Intro
Overview
Xeto is a data-only programming language to specify and exchange typed data. It uses a plain text format to create specs for data type definitions. You can think of Xeto as a typed JSON, schema language, or ontology language. It is designed to provide an expression syntax and type system that programmers will find familiar to work with data formats like JSON, JSON Schema, and RDF.
Xeto is built around the following key concepts:
- Define data types called specs
- Define data as instances of specs
- Organize specs and instances into modular libraries called libs
- Provide a global cloud repository to share libs, specs, and instances at https://xeto.dev/
Specs
Specs are used to define new scalar or collection data types. The primary collection type is called dict - a map of key/value pairs called slots. Dicts are the same thing as JSON objects. Here is a simple example of dict spec:
// User account object
User: Dict <sealed> {
username: Username // required string field with constraints
created: Date // required date field
email: Str? // optional string field
}
Username: Scalar <pattern:" ^[a-zA-Z0-9]+$.">
Features of the syntax in the example:
- Defines a dict type named "User"
- Defines a scalar type named "Username"
- Define metadata between angle brackets <>
- User adds sealed metadata marker to prevent subtyping
- Username adds pattern metadata for a regex constraint
- User defines three typed fields or slots
- The "email" field is defined as optional
- Documentation is added using "//" style comments
Libs
Xeto libs are versioned modules to package up specs and instances. Libs are designed to enforce a scalable global namespace with well defined dependencies. Libs make it easy to build, distribute, and reuse specs.

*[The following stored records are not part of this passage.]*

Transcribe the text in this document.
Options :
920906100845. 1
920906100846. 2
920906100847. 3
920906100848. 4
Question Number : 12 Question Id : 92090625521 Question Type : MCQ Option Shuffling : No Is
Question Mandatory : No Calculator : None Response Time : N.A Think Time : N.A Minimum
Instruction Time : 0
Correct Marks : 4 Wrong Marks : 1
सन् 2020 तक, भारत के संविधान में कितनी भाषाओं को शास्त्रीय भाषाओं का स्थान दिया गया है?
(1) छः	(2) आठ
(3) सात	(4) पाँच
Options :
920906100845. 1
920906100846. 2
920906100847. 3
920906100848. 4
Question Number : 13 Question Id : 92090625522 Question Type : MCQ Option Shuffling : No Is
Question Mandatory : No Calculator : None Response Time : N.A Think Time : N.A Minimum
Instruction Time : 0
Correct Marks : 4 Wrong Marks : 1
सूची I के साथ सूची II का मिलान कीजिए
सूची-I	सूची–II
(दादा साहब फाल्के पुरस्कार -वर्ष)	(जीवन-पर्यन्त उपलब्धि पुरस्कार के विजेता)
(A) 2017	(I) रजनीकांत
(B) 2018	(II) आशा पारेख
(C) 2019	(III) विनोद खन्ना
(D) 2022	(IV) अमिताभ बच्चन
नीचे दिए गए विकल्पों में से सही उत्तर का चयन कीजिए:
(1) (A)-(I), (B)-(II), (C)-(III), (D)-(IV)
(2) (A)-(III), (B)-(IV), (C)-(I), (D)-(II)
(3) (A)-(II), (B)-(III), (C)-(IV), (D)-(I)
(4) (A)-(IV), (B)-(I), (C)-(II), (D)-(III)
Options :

Libs are named using a dotted naming convention:
- 'sys': core type system
- 'sys.files': Xeto representations of MIME types
- 'sys.template': templating types
- 'ph.*': Project Haystack ontology for built environment
- 'cc.*': community contributions
- 'com.acme': organization that owns DNS "acme.com"
- 'foo.*': prefix registered on xeto.dev
The website https://xeto.dev/ provides a centralized, public cloud repository to share Xeto libs.
JSON
One use case of Xeto is to provide a data validation framework for JSON data. Vanilla JSON data only provides a few data primitives (objects, arrays, strings, numbers, and booleans). But we can use Xeto's richer type system to enforce constraints for objects and string scalars.
For example we can validate that the following JSON object against the 'User' spec from above:
{"username":"bob", "created":"2025-12-08"}
Or we could compile the specs above to a JSON schema to use with existing frameworks.
All of the Xeto tooling allows you to easily export Xeto specs and data to JSON. For example the User spec can be compiled to JSON as follows:
{
"id": "acme::User",
"base": "sys::Dict",
"sealed": "✓",
"slots": {
"username": {
"type": "acme::Username",
"doc": "required string field"
},
"created": {
"type": "sys::Date",
"doc": "required date field"
},
"email": {
"type": "sys::Str",
"maybe": "✓",
"doc": "optional string field"
}
}
}
RDF
Xeto is also designed as a programmer friendly language for ontology definition. You can export specs and instances to RDF graphs. For example the spec above can be exported to an RDF class/SHACL shape:
acme:User
a rdfs:Class ;
a sh:NodeShape ;
rdfs:subClassOf sys:Dict ;
rdfs:label "User"@en ;
sh:targetClass acme:User ;
sh:property [
sh:path acme:User.username ;
...
Project Haystack
Xeto is developed by Project Haystack, a non-profit founded to define ontologies for the built environment and IoT. Xeto is the foundational layer for the Project Haystack 5.0 ontology, but designed to be universally suitable for any type of data modeling and validation. The 'ph.*' suite of libs are managed in the core Xeto GitHub repo and used for many of the examples.